Looks like a great anniversary trip. Acadia has an interesting history - all 10,000 years of it! It's fascinating how places get their names. I see there are two islands off Isle Au Haut called Little Spoon Island and Great Spoon Island. How did those names come about, I wonder?

My name is Erika. said...

I just LOVE Acadia NP. I've been there many many times. But I didn't know about it's early names, nor have I been out to Isle Au Haut. Did you get out there? I would love to check it out. Schoodic is small but worth a stop. Thanks for this lesson about Acadia. And I love how you travel to celebrate important dates. And even better that you don't need a reason to go. :) Happy FRiday. Hope you've cooled off. hugs-Erika

Eggs In My Pocket said...

Just love reading about your travels and the history of everything! So wonderful that you had a great trip together!

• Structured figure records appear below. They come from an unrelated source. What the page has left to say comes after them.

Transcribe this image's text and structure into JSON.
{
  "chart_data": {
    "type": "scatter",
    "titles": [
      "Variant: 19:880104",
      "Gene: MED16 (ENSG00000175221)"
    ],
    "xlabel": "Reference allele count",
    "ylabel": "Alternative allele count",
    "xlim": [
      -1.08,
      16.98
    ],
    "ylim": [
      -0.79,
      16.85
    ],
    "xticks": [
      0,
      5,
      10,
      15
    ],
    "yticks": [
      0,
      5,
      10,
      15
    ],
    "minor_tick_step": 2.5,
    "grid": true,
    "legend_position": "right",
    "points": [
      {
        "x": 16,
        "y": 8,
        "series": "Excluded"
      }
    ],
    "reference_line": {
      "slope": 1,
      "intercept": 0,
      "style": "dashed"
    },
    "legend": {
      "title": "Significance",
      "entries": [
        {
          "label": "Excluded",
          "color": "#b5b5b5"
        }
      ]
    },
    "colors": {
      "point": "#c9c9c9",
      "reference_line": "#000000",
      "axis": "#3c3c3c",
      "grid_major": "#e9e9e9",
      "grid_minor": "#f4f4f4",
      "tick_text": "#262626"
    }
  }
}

Sallie (FullTime-Life) said...

We've been to Acadia NP and enjoyed that trip so much. I don't think we needed a permit to drive up Cadillac back then. We did not do it at daybreak and ever since I've wished we had. The scenery around this area is the most lovely part of the Atlantic Coast (that we've seen anyway). Thank you for the tour and the good information and the memories.

baili said...

dear Dorothy many many heartfelt happy returns of the day to both of you !!!

big thanks for introducing this one of the most spectacular and biggest park i ever knew about i mean the 50.000 acers is vast but the diversity of in how many and various ways it can be explored sounds very interesting .my heart was filling with desire to see such wonderful park as you share its beauty .
awesomely here
eating favorite treat in pond house must be the exceptional experience :)

you guys look lovely and happy and my heart wishes you both so many more happy journeys like this in future my friend together :)))

loved the last photos so much !

thanks for making us park of your true joy and the beauty of moments you felt there i really enjoyed each step with you !!!
hugs and best wishes

Linda said...

Love the way yall travel! You both look GREAT!!